Clinically, a large-scale retrospective cohort study utilising US electronic health records confirmed that patients prescribed GLP-1 receptor agonists had significantly lower odds of requiring opioid prescriptions, alongside fewer diagnostic codes for severe pain and fatigue.
A call for an interdisciplinary approach
The clinical lessons of the past 25 years show that while achieving a weight loss threshold exceeding 10% is important for long-term fibromyalgia management, lifestyle modifications alone frequently fall short, Professor Ursini said.
Clinicians must remain vigilant regarding standard prescribing habits; common gabapentinoids, such as pregabalin, act as potent weight-inducing agents that can inadvertently worsen a patient’s metabolic profile.

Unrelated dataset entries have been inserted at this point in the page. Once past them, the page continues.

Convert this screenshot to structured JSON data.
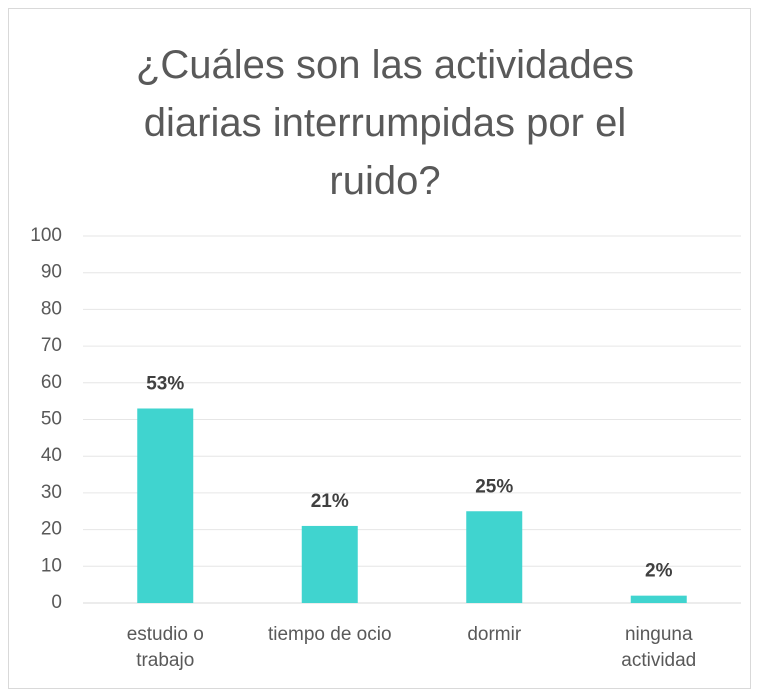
{
  "chart_data": {
    "type": "bar",
    "title": "¿Cuáles son las actividades diarias interrumpidas por el ruido?",
    "categories": [
      "estudio o trabajo",
      "tiempo de ocio",
      "dormir",
      "ninguna actividad"
    ],
    "values": [
      53,
      21,
      25,
      2
    ],
    "value_labels": [
      "53%",
      "21%",
      "25%",
      "2%"
    ],
    "color": "#40d4cf",
    "ylim": [
      0,
      100
    ],
    "yticks": [
      0,
      10,
      20,
      30,
      40,
      50,
      60,
      70,
      80,
      90,
      100
    ],
    "grid": true
  }
}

“We forget that some of the drugs that we use commonly, like normal painkillers, sometimes are actually our weight gaining drugs,” he warned.
Historically, the rapid expansion of biologic therapies has focused rheumatology heavily on joint destruction and overt peripheral inflammation.
However, with a growing cohort of patients rotating unsuccessfully through multiple biologics due to persistent nociplastic pain, Professor Arendt-Nielsen called for a stronger collaboration between rheumatologists and pain specialists.
“Rheumatology and pain [management] should go hand in hand,” he said.
The EULAR 2026 Congress was held in London from 3-6 June.